Feminism in Three Pies

It’s Thanksgiving. Which, for me and 1000s of midwestern women, that means pie. In this house specifically that’s chocolate pie for J. Pumpkin Pie for me. And maybe blueberry pie for the kids – the youngest is on quite the blueberry kick this month. 

To be honest, I don’t particularly even like pie. I never really have. As a kid I used to trade my pie crusts (the leftover pie dough brushed with butter and sprinkled with cinnamon and sugar and then baked) for the chemically sweetened Little Debbies that were stored in the cabinet. Even now, I’ll eat pie filling without touching the crust – no matter how flaky or buttery its creator promises.

But Thanksgiving means pie. Perhaps it’s the versatility of the dish – sweet or savory. Graham cracker or flaky traditional dough. Lattice, double crust, or open-faced. Baked or no-bake. Light and airy, or dense and rich. There is diversity in pie, and more impressive than that – there is feminism in pie. 

Pie #1: A Homemade Pie. 

This is the only pie my mother knows. The family gatherings of my childhood had routines, throughlines that connected generations of women – a talk of breasts, iced white wine, and pie. Who make their own crust from scratch, who picked up a frozen crust from town. Pies marked the seasons. Late summer gatherings meant peach pies. Thanksgiving was the traditional pumpkin or sweet potato pie. My brother’s birthday means chocolate silk pie, with the meringue topping with broken tips from where each of us would break off the golden toasted topping. And it seemed like we had rhubarb pie year around. We had the world’s toughest rhubarb plant. No matter how many times one of us kids accidentally (or “accidentally’) mowed it over. No matter that it was single plant nestled between a bush and a concrete platform, absent of any nurturing or care. Each year it yielded the hardy bitter red fruit that my father loved.

I may not love eating pie, but I love making pie. I love sprinkling the flour on the counter, remembering how my mother would let my little hands spread far too much on our worn table. The melody of shaping the dough into a ball, kneading it just enough, to a point that you can’t write on a recipe card but can only learn through the years, through the hands of others, that I learned through the wisdom of my mother. Just enough. Rolling it out requiring that same balance of strength, speed, and softness. Roll it too hard one way and you’ll end up with an oblong crust. Too slowly or softly and you’ll stick.

That’s the power of the feminine – the ability to know without words, the ability to read the dough and respond, working with it, to shape it rather than relying on force. To create something so strong as a pie crust, layered with only a few ingredients to hold whatever filling. That’s feminine – strength and diversity. Strength in diversity, tied together through generations.

I love this pie.

Pie #2: A Purchased Pie

This was the pie of last year. With a four-month old, a toddler, and a tween we packed up the car and headed south to J’s parents. J comes from a family that wants to be together, with sibilings who genuinely enjoy their time, who have a friendship beyond what is expected of biology. It’s what I wish for my own children. I was off work early, having just returned from maternity leave, but we were still looking at an evening arrival. I had volunteered to bring the pies, and had loosely thought about making a family recipe. 

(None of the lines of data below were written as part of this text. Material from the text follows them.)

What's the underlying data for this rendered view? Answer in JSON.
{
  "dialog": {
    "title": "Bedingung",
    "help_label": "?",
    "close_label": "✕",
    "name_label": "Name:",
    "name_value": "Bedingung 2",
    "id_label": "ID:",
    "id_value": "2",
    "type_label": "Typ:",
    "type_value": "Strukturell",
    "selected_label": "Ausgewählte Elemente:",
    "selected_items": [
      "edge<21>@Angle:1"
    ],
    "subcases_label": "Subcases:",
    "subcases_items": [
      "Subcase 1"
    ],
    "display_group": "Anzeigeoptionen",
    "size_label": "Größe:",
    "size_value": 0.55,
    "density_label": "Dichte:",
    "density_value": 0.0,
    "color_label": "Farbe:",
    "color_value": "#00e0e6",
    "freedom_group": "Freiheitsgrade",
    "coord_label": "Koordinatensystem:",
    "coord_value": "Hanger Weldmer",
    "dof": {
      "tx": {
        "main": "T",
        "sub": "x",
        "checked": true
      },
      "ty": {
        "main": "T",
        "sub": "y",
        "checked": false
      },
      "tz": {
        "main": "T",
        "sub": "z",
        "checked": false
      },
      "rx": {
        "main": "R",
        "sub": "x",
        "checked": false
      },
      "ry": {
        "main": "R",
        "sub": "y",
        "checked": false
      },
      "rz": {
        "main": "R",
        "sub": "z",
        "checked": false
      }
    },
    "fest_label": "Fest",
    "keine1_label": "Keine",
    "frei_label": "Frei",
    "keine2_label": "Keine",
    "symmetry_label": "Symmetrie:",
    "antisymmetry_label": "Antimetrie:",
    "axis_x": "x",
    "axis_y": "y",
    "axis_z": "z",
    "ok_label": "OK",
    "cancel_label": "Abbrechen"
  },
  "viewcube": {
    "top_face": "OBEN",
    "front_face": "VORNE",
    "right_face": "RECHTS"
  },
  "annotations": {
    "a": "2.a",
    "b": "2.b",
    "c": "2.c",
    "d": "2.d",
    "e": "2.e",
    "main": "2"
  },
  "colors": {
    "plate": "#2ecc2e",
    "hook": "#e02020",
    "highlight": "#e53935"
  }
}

But it was a busy week of a busy month of a busy life. Still carrying the milk and the muddled brain of a new mother, trying to remember the intricate legalities and processes of my new career I opted out of pie making and ordered four frozen pies from Wegmans, passing the “take and bake one” to J’s brother to heat and bring the next day. 

That’s the power of feminism – to know that women are not relegated to our traditional roles. To decide where our time is better spent – in a kitchen, or board room, courtroom, or bar room, or snuggling toddlers to sleep. Our purchased pies taste like free time. They taste like choice.

Pie #3: A Hybrid

Now as I look towards Thanksgiving this year, I look towards another long road trip, moving back to Beaufort, SC. This one with those same, but now louder, two young sons, well into my third trimester and coming off three back-to-back night shifts. This year our teenager has asked to bake and I look forward to starting maternity leave watching her hands guide my son’s small hands on the smooth wooden handles of the rolling pin. I look forward to my youngest son giggling in far too much flour. I look forward to spraying his carefully selected holiday outfit with stain remover, pre-purchased and designed for fruit stains. Also purchased? A pre-baked graham cracker crust and “no bake” 5 minute chocolate jello mix.

Because this year we’re doing a hybrid pie. 

And that’s the feminism I’m most thankful for, the ability to pick and choose, knowing that feminism is not defined by our choice of pie, but rather by our ability to choose. By the equal and inherent value in those choices. By the freedom to make it work for us. To be able to do one thing, then another, to do it all or nothing at all. To slow down or speed up in accordance with our needs and desires.

I’ve heard that happiness is being able to choose your problems. This Thanksgiving week, happiness is being able to choose my pie. Gratitude is for the women and men who worked to give me that choice and who work tirelessly every day to expand my choices. 

And that’s goes for much more than pie.